Just wanted to pass on something I learned from the great NZ show, "What's
Really in Our Food?" Season 4, Episode 2 - Table Spreads and Oils.
Most importantly "Over 90% of table spreads contain palm oil, however it can simply be listed as ‘vegetable oil’."
Palm oil is a problem as it is very difficult to buy sustainably produced oil. It's cheap, but responsible for the deforestation of rainforest in places such as Borneo and Sumatra - removing the habitat of orangutan and causing their extinction.
I knew that they used it in soaps, but was clueless about table spreads (as in margarine). Apparently the only table spread that doesn't use palm oil here is one which is based entirely on rice bran oil, Alfa One. Guess which one we buy now? (I think also a few letters are in order.)
Something else just for health info - virgin olive oil is just less refined - the terms refer to how it is processed. And there is no such thing as "light" oil (meaning less fattening). All oil is 100% fat.
From the "What's Really in Our Food?" website:
Cold pressed oils undergo minimal processing – the fruit or seed they’re made from is simply pressed so that the oil comes out.
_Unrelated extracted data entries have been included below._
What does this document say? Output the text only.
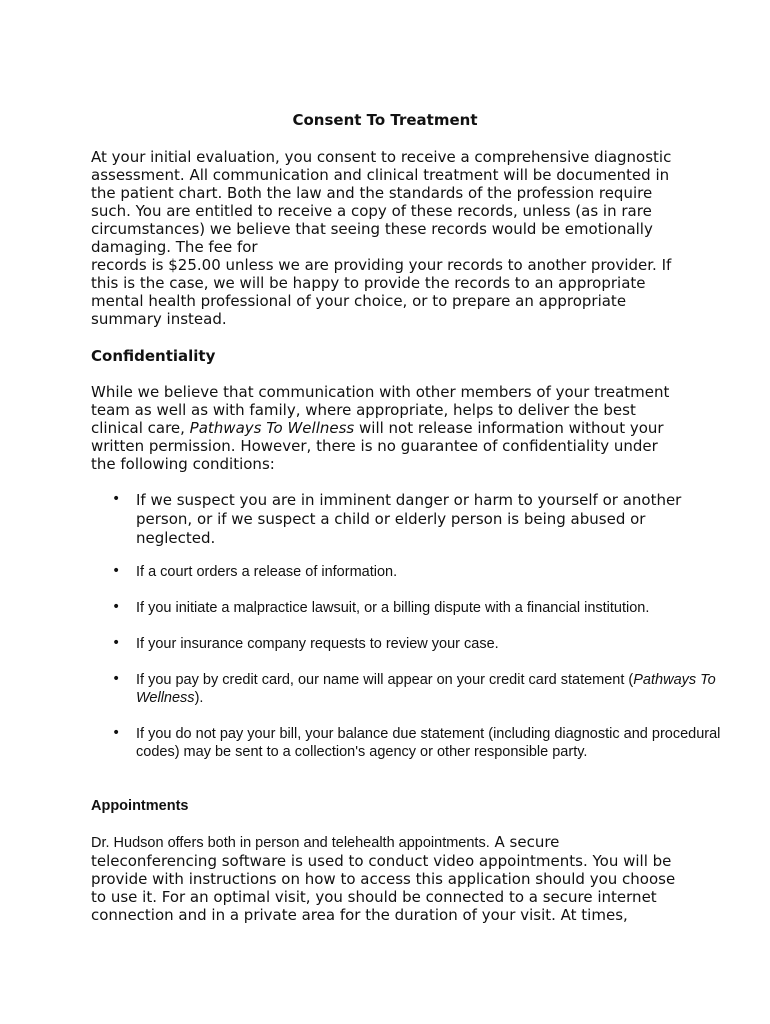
Consent To Treatment

At your initial evaluation, you consent to receive a comprehensive diagnostic assessment. All communication and clinical treatment will be documented in the patient chart. Both the law and the standards of the profession require such. You are entitled to receive a copy of these records, unless (as in rare circumstances) we believe that seeing these records would be emotionally damaging. The fee for
records is $25.00 unless we are providing your records to another provider. If this is the case, we will be happy to provide the records to an appropriate mental health professional of your choice, or to prepare an appropriate summary instead.

Confidentiality

While we believe that communication with other members of your treatment team as well as with family, where appropriate, helps to deliver the best clinical care, Pathways To Wellness will not release information without your written permission. However, there is no guarantee of confidentiality under the following conditions:

• If we suspect you are in imminent danger or harm to yourself or another person, or if we suspect a child or elderly person is being abused or neglected.
• If a court orders a release of information.
• If you initiate a malpractice lawsuit, or a billing dispute with a financial institution.
• If your insurance company requests to review your case.
• If you pay by credit card, our name will appear on your credit card statement (Pathways To Wellness).
• If you do not pay your bill, your balance due statement (including diagnostic and procedural codes) may be sent to a collection's agency or other responsible party.
Appointments

Dr. Hudson offers both in person and telehealth appointments. A secure teleconferencing software is used to conduct video appointments. You will be provide with instructions on how to access this application should you choose to use it. For an optimal visit, you should be connected to a secure internet connection and in a private area for the duration of your visit. At times,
These oils usually have strong flavours that get destroyed by heating so they’re better used on salads or breads. Not all olive oils are cold pressed. Extra virgin and virgin olive oils are the result of the first and second pressings of olives.
But, more refined oils can be cooked at higher temperatures (before they start smoking). And...
Unlike wine, extra virgin olive oil is best enjoyed fresh. Over time, the oil degrades – both heat and light also contribute to this. Italian olive oils have a great reputation but if you’re an extra virgin olive oil fan it’s probably better to buy locally produced olive oils because they’re likely to be fresher.